The federal Office of Juvenile Justice and Delinquency Prevention (OJJDP) was established to help “states, localities, and tribes develop effective and equitable juvenile justice systems that create safer communities and empower youth to lead productive lives.” Nowhere in its mission or vision statement does it acknowledge the necessity of communicating with other systems to get its job done effectively. However, clear information sharing guidance is needed for the success of its mission. The age-old issue here is a matter of miscommunication between local entities and federal regulators. It’s not OJJDP’s fault though; there’s a shroud of confusion that blankets the entire child welfare system. Plain and simple, no one fully understands how to navigate sharing important information about foster youths’ personal histories. That’s a flaw in the design of our child welfare system, which includes all of the systems that step in to provide life-changing “corrective measures” for our children in need.
Luckily, the child welfare system is in a period of change. As the voices of those with lived experience rise to the top, we see clearly the need for early family-based support and intervention. Think of it this way: the punitive attitude of a strictly reactive juvenile justice system overshadows the depth of needs that underlie the behavior for someone from my background.

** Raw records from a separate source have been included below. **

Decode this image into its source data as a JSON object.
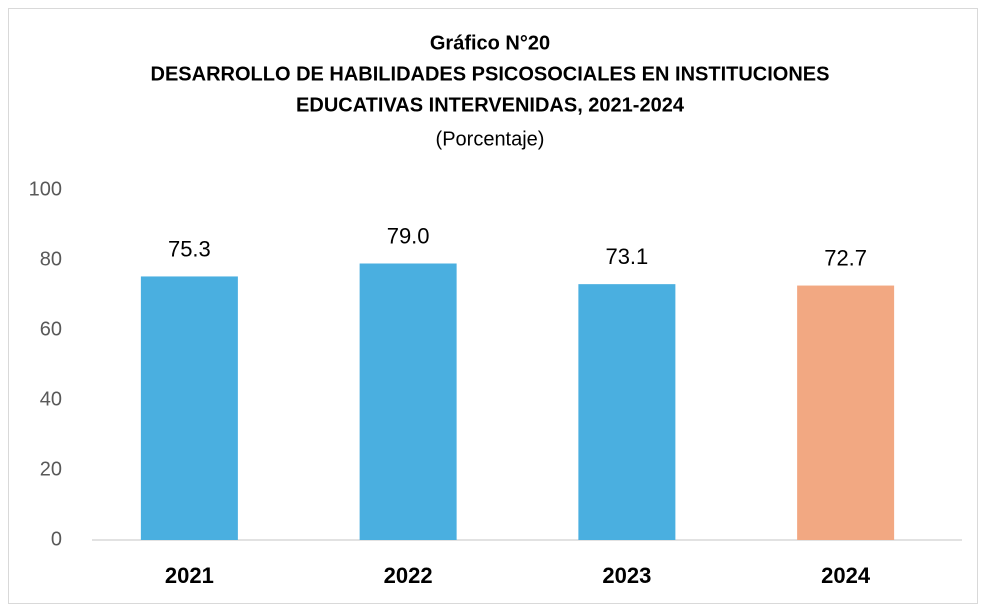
{
  "chart_data": {
    "type": "bar",
    "title": [
      "Gráfico N°20",
      "DESARROLLO DE HABILIDADES PSICOSOCIALES EN INSTITUCIONES",
      "EDUCATIVAS INTERVENIDAS, 2021-2024"
    ],
    "subtitle": "(Porcentaje)",
    "categories": [
      "2021",
      "2022",
      "2023",
      "2024"
    ],
    "values": [
      75.3,
      79.0,
      73.1,
      72.7
    ],
    "value_labels": [
      "75.3",
      "79.0",
      "73.1",
      "72.7"
    ],
    "colors": [
      "#4aafe0",
      "#4aafe0",
      "#4aafe0",
      "#f2a882"
    ],
    "ylim": [
      0,
      100
    ],
    "yticks": [
      0,
      20,
      40,
      60,
      80,
      100
    ],
    "grid": false
  }
}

A majority of dually involved youth come from disadvantaged family backgrounds, have a history of running away, and are in out-of-home placements at the time of crossing over into the juvenile justice system. While the “foster care-to-prison” pipeline has been acknowledged, we need greater understanding of why foster youth enter the juvenile justice system, including the policing practices that lead to crossover and the key characteristics of at-risk youth.
More data collection and information sharing are needed. In March, U.S. Senators Gary Peters (D-MI) and Chuck Grassley (R-Iowa) reintroduced the Childhood Outcomes Need New Efficient Community Teams (CONNECT) Act to authorize competitive grants to improve data collection on dual-status youth. This is a step in the right direction. Why not also require a simple database check before booking a minor with an offense? Just think of how a simple mention of my involvement in the child welfare system could have built empathy in the adults that treated me with callousness. I’ve experienced a lifetime of pain, chaos, and uncertainty before the age of 10 that affected the ways I bid for attention growing up. That is a pretty significant detail to leave out. So maybe give that a thought before you go on and reduce me to the word “delinquent.”